X_train – Training data.
y_train – Training labels.
X_test – Test data.
y_test – Test labels.
plot_rules – If True, it plots the rules.
print_rules – If True, it prints the rules.
plot_partitions – If True, it plots the fuzzy partitions.
- Returns:
None
- class ex_fuzzy.temporal.temporalFS(std_fuzzy_set: FS, conditional_variable: array)[source]
Bases:
FS
Class to implement temporal fuzzy sets.
- fix_time(time: int) None [source]
Fixes the time of the temporal fuzzy set.
- Parameters:
time – int. Time moment to fix.
- Returns:
FS. Fuzzy set with the fixed time.
- inside_type() FUZZY_SETS [source]
Returns the type of the og fuzzy set computed before the time dependency.
- class ex_fuzzy.temporal.temporalFuzzyVariable(name: str, fuzzy_sets: list[temporalFS])[source]
Bases:
fuzzyVariable
Class to implement a temporal fuzzy variable.
- compute_memberships(x: array, time: int = None) dict [source]
Computes the membership to each of the FS in the fuzzy variables.
- Parameters:
x – numeric value or array. Computes the membership to each of the IVFS in the fuzzy variables.
time – int. Time moment to compute the membership.
- Returns:
list of floats. Membership to each of the FS in the fuzzy variables.
- class ex_fuzzy.temporal.temporalMasterRuleBase(rule_base: list[MasterRuleBase], time_step_names: list[str] = None)[source]
Bases:
MasterRuleBase
This class is a temporal extension of the MasterRuleBase class.

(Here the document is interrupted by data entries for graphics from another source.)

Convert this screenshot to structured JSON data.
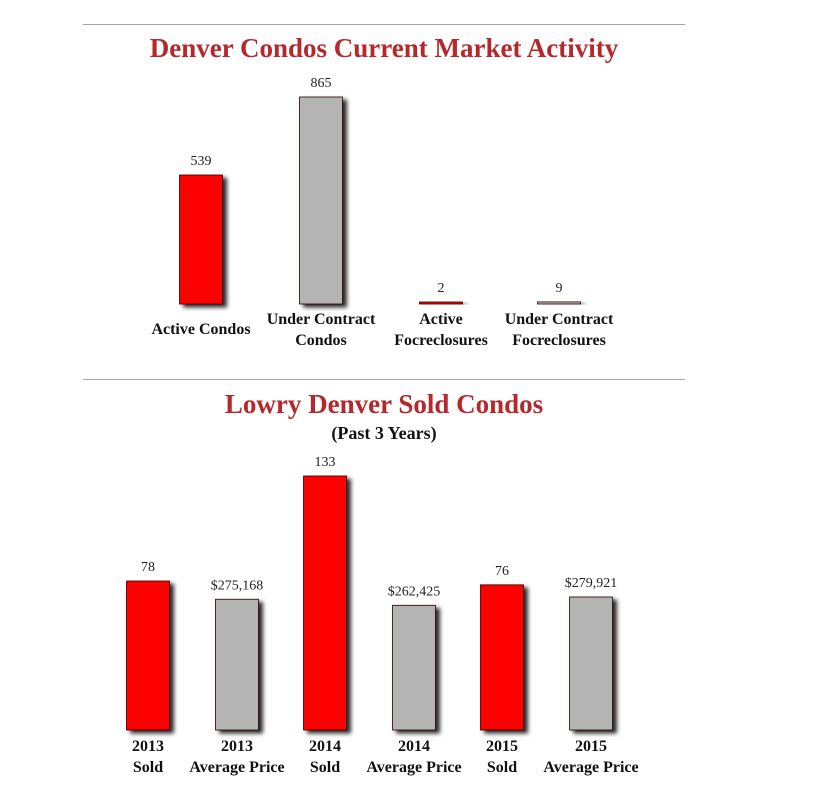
{
  "chart_data": [
    {
      "type": "bar",
      "title": "Denver Condos Current Market Activity",
      "categories": [
        "Active Condos",
        "Under Contract Condos",
        "Active Focreclosures",
        "Under Contract Focreclosures"
      ],
      "category_lines": [
        [
          "Active Condos"
        ],
        [
          "Under Contract",
          "Condos"
        ],
        [
          "Active",
          "Focreclosures"
        ],
        [
          "Under Contract",
          "Focreclosures"
        ]
      ],
      "values": [
        539,
        865,
        2,
        9
      ],
      "value_labels": [
        "539",
        "865",
        "2",
        "9"
      ],
      "colors": [
        "#ff0000",
        "#b4b4b4",
        "#ff0000",
        "#b4b4b4"
      ],
      "xlabel": "",
      "ylabel": "",
      "ylim": [
        0,
        865
      ],
      "grid": false
    },
    {
      "type": "bar",
      "title": "Lowry Denver Sold Condos",
      "subtitle": "(Past 3 Years)",
      "categories": [
        "2013 Sold",
        "2013 Average Price",
        "2014 Sold",
        "2014 Average Price",
        "2015 Sold",
        "2015 Average Price"
      ],
      "category_lines": [
        [
          "2013",
          "Sold"
        ],
        [
          "2013",
          "Average Price"
        ],
        [
          "2014",
          "Sold"
        ],
        [
          "2014",
          "Average Price"
        ],
        [
          "2015",
          "Sold"
        ],
        [
          "2015",
          "Average Price"
        ]
      ],
      "values": [
        78,
        275168,
        133,
        262425,
        76,
        279921
      ],
      "value_labels": [
        "78",
        "$275,168",
        "133",
        "$262,425",
        "76",
        "$279,921"
      ],
      "colors": [
        "#ff0000",
        "#b4b4b4",
        "#ff0000",
        "#b4b4b4",
        "#ff0000",
        "#b4b4b4"
      ],
      "xlabel": "",
      "ylabel": "",
      "grid": false
    }
  ]
}
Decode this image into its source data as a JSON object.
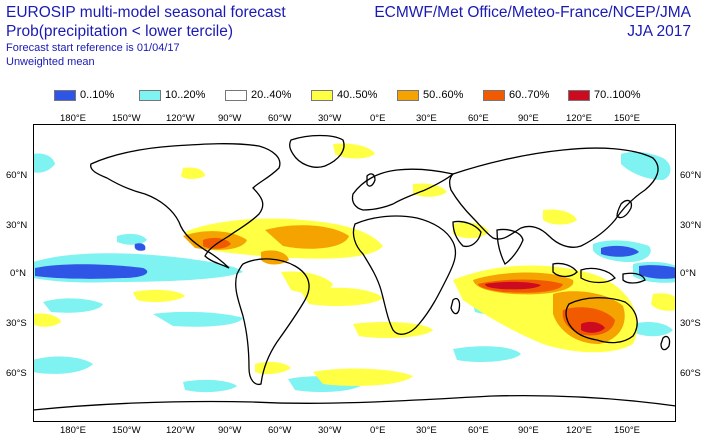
{
  "header": {
    "title_line1": "EUROSIP multi-model seasonal forecast",
    "title_line2": "Prob(precipitation < lower tercile)",
    "forecast_ref": "Forecast start reference is 01/04/17",
    "weighting": "Unweighted mean",
    "centres": "ECMWF/Met Office/Meteo-France/NCEP/JMA",
    "season": "JJA 2017"
  },
  "legend": [
    {
      "label": "0..10%",
      "color": "#2f55e6"
    },
    {
      "label": "10..20%",
      "color": "#7ff2f2"
    },
    {
      "label": "20..40%",
      "color": "#ffffff"
    },
    {
      "label": "40..50%",
      "color": "#ffff44"
    },
    {
      "label": "50..60%",
      "color": "#f5a300"
    },
    {
      "label": "60..70%",
      "color": "#f25a00"
    },
    {
      "label": "70..100%",
      "color": "#cc0a20"
    }
  ],
  "axes": {
    "lon_labels": [
      "180°E",
      "150°W",
      "120°W",
      "90°W",
      "60°W",
      "30°W",
      "0°E",
      "30°E",
      "60°E",
      "90°E",
      "120°E",
      "150°E"
    ],
    "lat_labels_left": [
      "60°N",
      "30°N",
      "0°N",
      "30°S",
      "60°S"
    ],
    "lat_labels_right": [
      "60°N",
      "30°N",
      "0°N",
      "30°S",
      "60°S"
    ]
  }
}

It includes a list of rule bases for each time step.
- add_rule(rule: RuleSimple, consequent: int, time_step: int) None [source]
Adds a rule to the rule base of the given consequent.
- Parameters:
rule – rule to add.
consequent – index of the rule base to add the rule.
time_step – time step of the rule base to add the rule.
- add_rule_base(rule_base: RuleBase, time: int) None [source]
Adds a rule base to the list of rule bases.
- Parameters:
rule_base – rule base to add.
- compute_firing_strenghts(X: array, time_moments: list[int], precomputed_truth=None) array [source]
Computes the firing strength of each rule for each sample.
- Parameters:
X – array with the values of the inputs.
- Returns:
array with the firing strength of each rule for each sample.
- fuzzy_type() FUZZY_SETS [source]
Returns the correspoing type of the RuleBase using the enum type in the fuzzy_sets module.
- Returns:
the corresponding fuzzy set type of the RuleBase.
- get_consequents() list[int] [source]
Returns a list with the consequents of each rule base.
- Returns:
list with the consequents of each rule base.
- get_rulebase_matrix() list[array] [source]
Returns a list with the rulebases for each antecedent in matrix format.
- Returns:
list with the rulebases for each antecedent in matrix format.
- get_rules() list[RuleSimple] [source]
Returns a list with all the rules.
- Returns:
list with all the rules.
- get_scores() array [source]
Returns the dominance score for each rule in all the rulebases.
- Returns:
array with the dominance score for each rule in all the rulebases.